On Mon, Apr 26, 2010 at 9:59 AM, Zhang, Yanmin
<yanmin_zhang(a)linux.intel.com> wrote:
>> I haven't been able to reproduce this either on my Core 2 machine.
> Mostly, the regression exists on Nehalem machines. I suspect it's related to
> hyper-threading machine.

OK, so does anyone know why hyper-threading would change things for
the per-CPU allocator?

>> Yanmin, does something like this help on your machines?
> A quick testing doesn't show any help.

So it's unlikely to be false sharing, I suppose.

> I did a new testing. After the machine boots, I hot remove 8 hyper-threading cpu
> which means last 8 are just cores. The regression between 2.6.33 and 2.6.34-rc becomes
> small.
>
> My opinion is we needn't revert the patch, but still keep an eye on it when testing other
> new RC kernel releases.
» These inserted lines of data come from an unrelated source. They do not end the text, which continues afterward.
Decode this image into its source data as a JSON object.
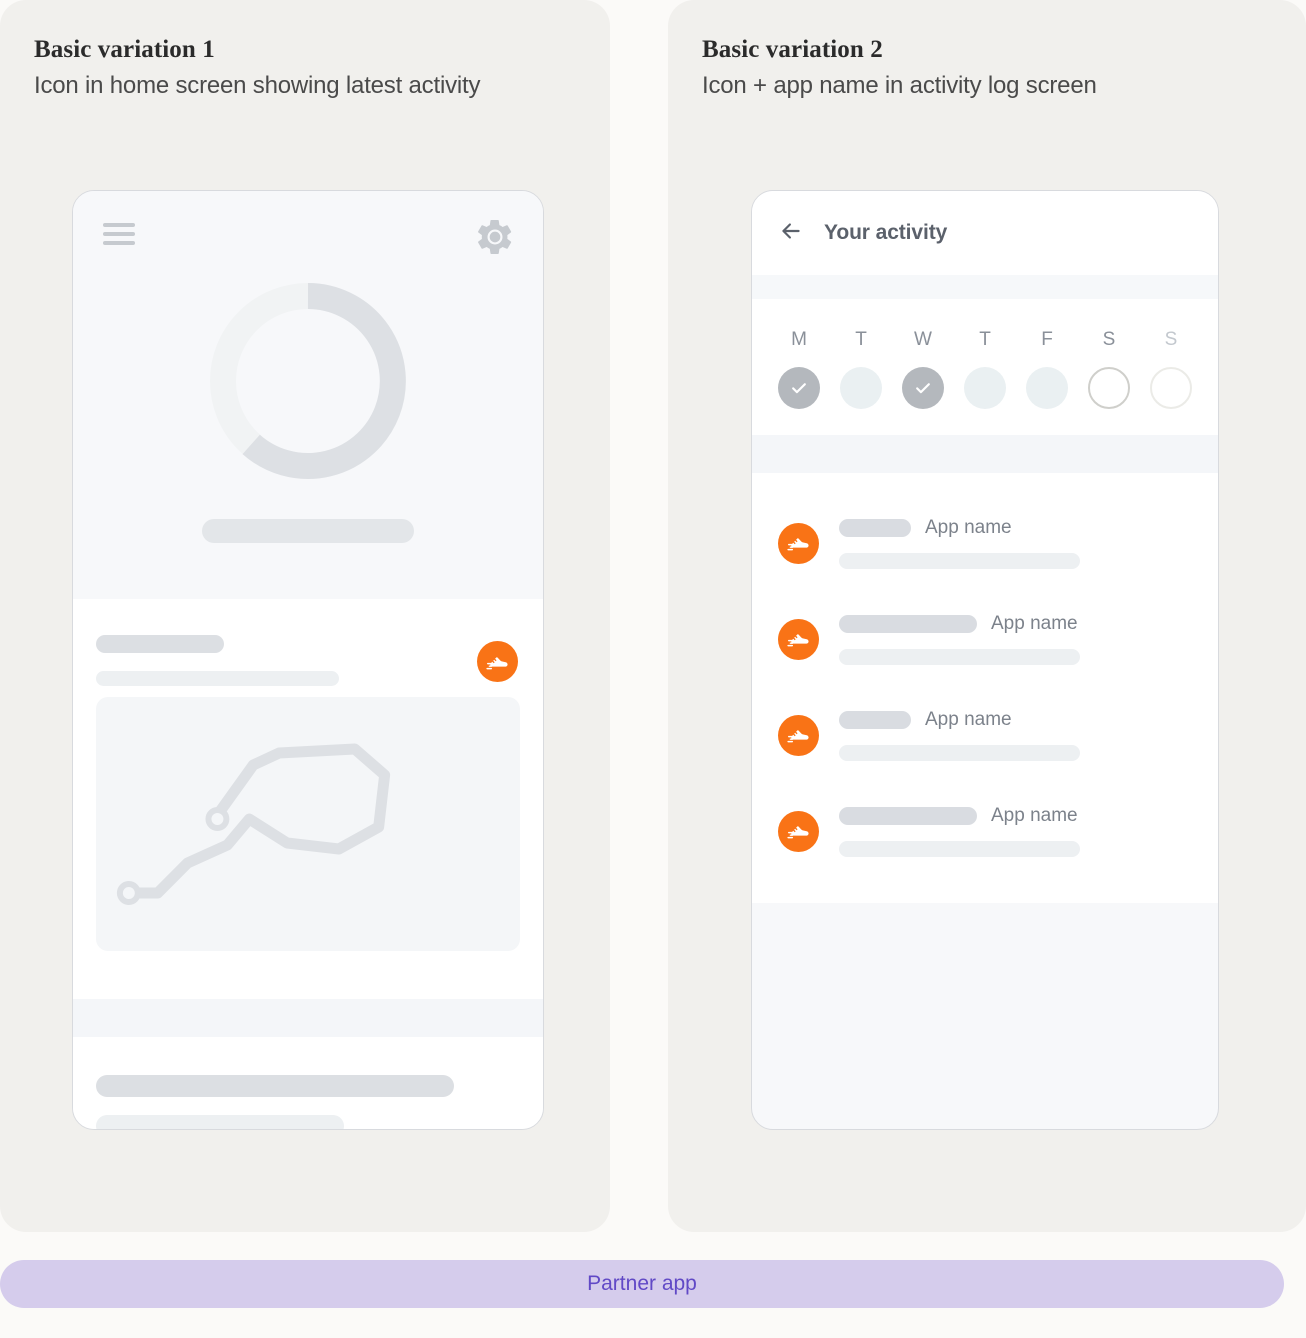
{
  "page": {
    "background": "#FBFAF8",
    "accent_orange": "#F97316",
    "footer_bg": "#D5CCEC",
    "footer_text_color": "#6149C6"
  },
  "panels": [
    {
      "title": "Basic variation 1",
      "subtitle": "Icon in home screen showing latest activity",
      "phone": {
        "menu_icon": "hamburger-menu-icon",
        "settings_icon": "gear-icon",
        "progress_ring": {
          "track_color": "#F1F3F4",
          "value_color": "#DDE0E4",
          "percent": 72
        },
        "app_icon": "running-shoe-icon",
        "map_route_icon": "route-path-icon"
      }
    },
    {
      "title": "Basic variation 2",
      "subtitle": "Icon + app name in activity log screen",
      "phone": {
        "back_icon": "back-arrow-icon",
        "header_title": "Your activity",
        "week": {
          "labels": [
            "M",
            "T",
            "W",
            "T",
            "F",
            "S",
            "S"
          ],
          "states": [
            "done",
            "light",
            "done",
            "light",
            "light",
            "ring",
            "ring-faint"
          ]
        },
        "log_rows": [
          {
            "icon": "running-shoe-icon",
            "pill_width": 72,
            "app_name": "App name",
            "sub_width": 241
          },
          {
            "icon": "running-shoe-icon",
            "pill_width": 138,
            "app_name": "App name",
            "sub_width": 241
          },
          {
            "icon": "running-shoe-icon",
            "pill_width": 72,
            "app_name": "App name",
            "sub_width": 241
          },
          {
            "icon": "running-shoe-icon",
            "pill_width": 138,
            "app_name": "App name",
            "sub_width": 241
          }
        ]
      }
    }
  ],
  "footer": {
    "label": "Partner app"
  }
}
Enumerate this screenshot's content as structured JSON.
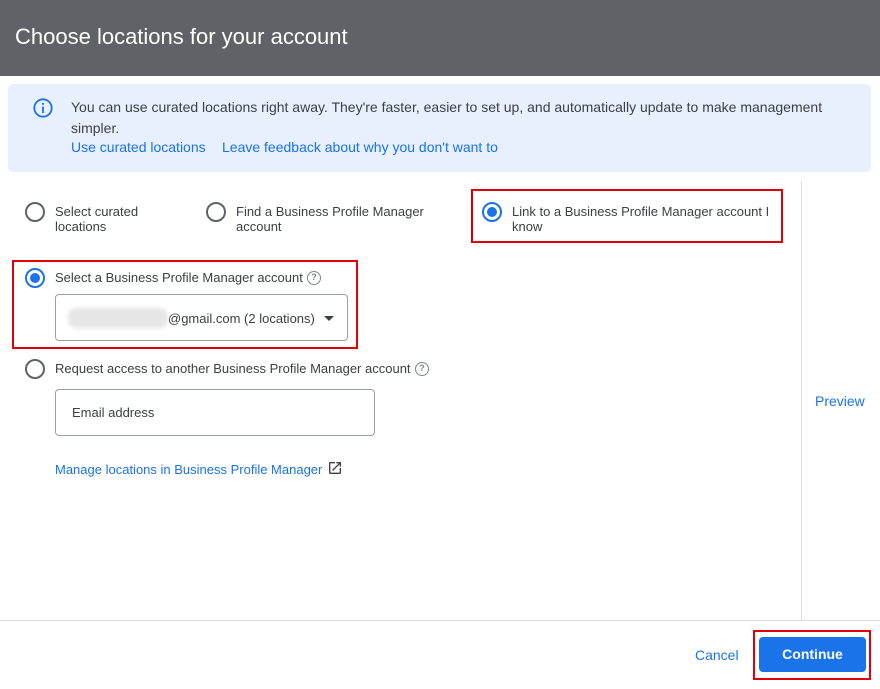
{
  "header": {
    "title": "Choose locations for your account"
  },
  "banner": {
    "icon": "info-icon",
    "text": "You can use curated locations right away. They're faster, easier to set up, and automatically update to make management simpler.",
    "link_curated": "Use curated locations",
    "link_feedback": "Leave feedback about why you don't want to"
  },
  "options": {
    "curated_label": "Select curated locations",
    "find_label": "Find a Business Profile Manager account",
    "link_label": "Link to a Business Profile Manager account I know",
    "selected": "link"
  },
  "account_choice": {
    "select_label": "Select a Business Profile Manager account",
    "select_value": "@gmail.com (2 locations)",
    "request_label": "Request access to another Business Profile Manager account",
    "email_placeholder": "Email address",
    "selected": "select"
  },
  "manage_link": "Manage locations in Business Profile Manager",
  "preview": "Preview",
  "footer": {
    "cancel": "Cancel",
    "continue": "Continue"
  },
  "colors": {
    "accent": "#1a73e8",
    "header_bg": "#5f6368",
    "highlight_box": "#e0000a",
    "banner_bg": "#e8f0fe"
  }
}
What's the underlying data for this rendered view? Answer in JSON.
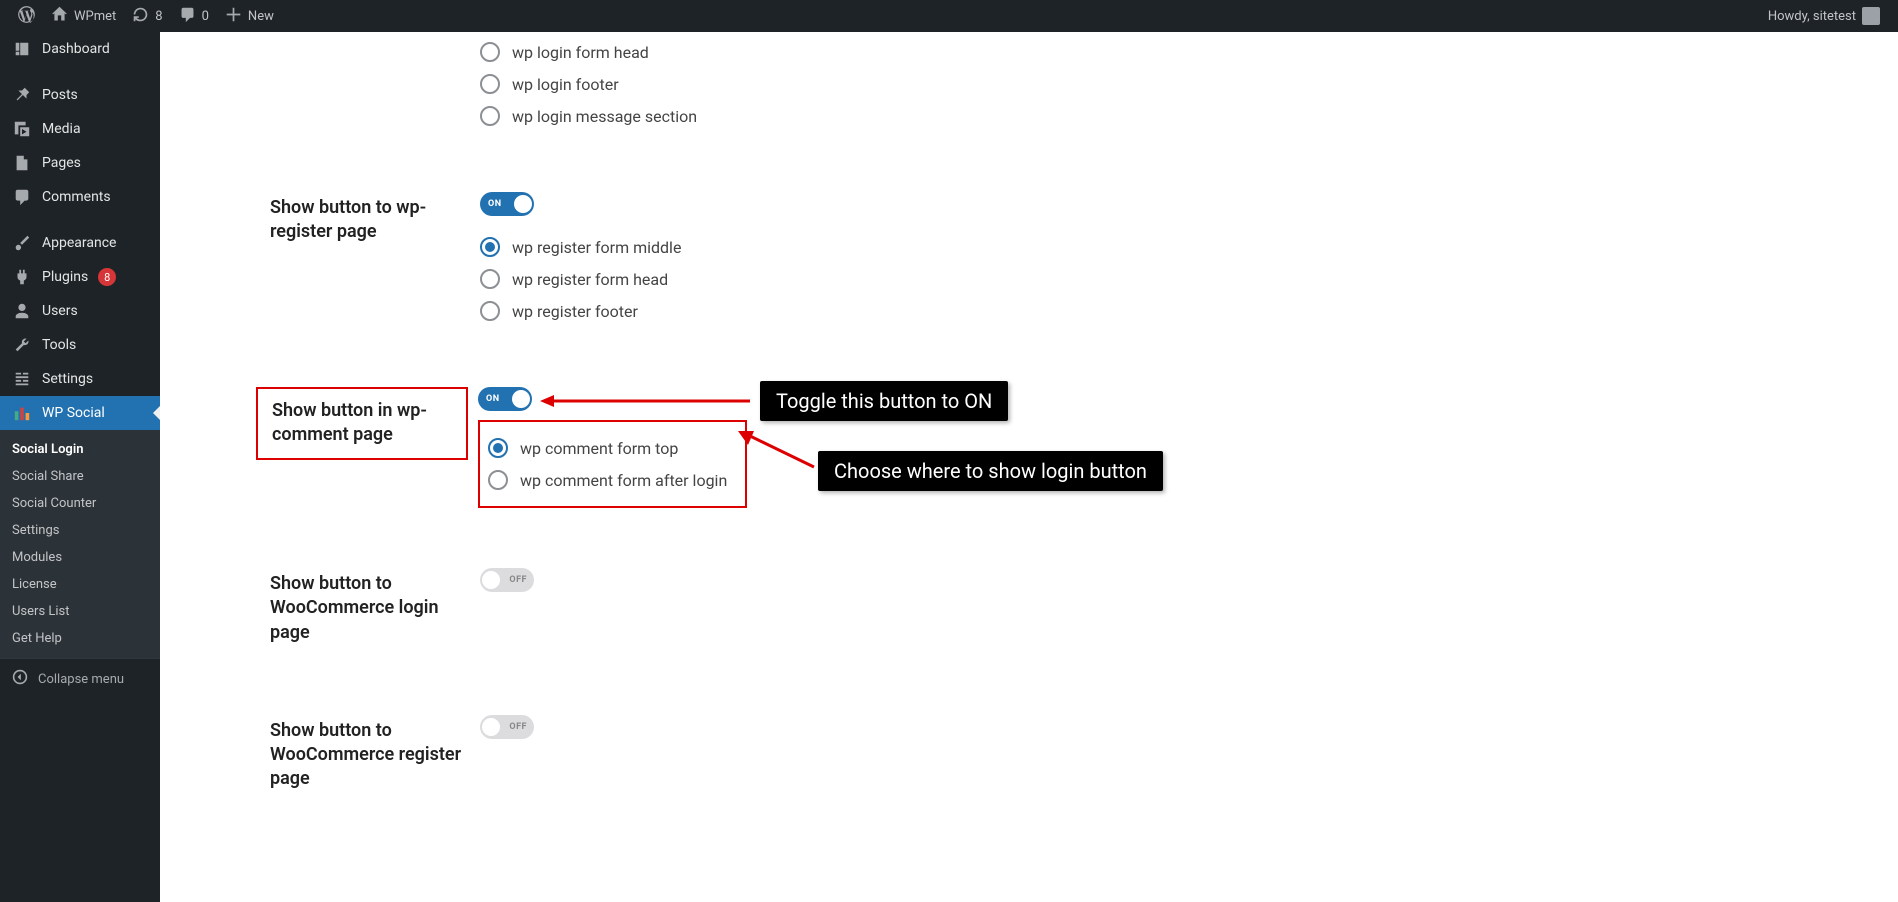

One reason is volanoMark and netperf have no such regression.
> Is it ok?

We need to get this fixed. In my experience, it's pretty common that
slab regressions pop up only in one or few benchmarks. The problem is
likely to pop up in some real-world workload where it's even more
difficult to track down because basic CPU profiles don't pin-point the
problem.

Do we have some Intel CPU expert hanging around here that could
enlighten me of the effects of hyper-threading on CPU caching? I also
wonder why it's showing up with the new per-CPU allocator and not with
the homebrewn one we had in SLUB previously.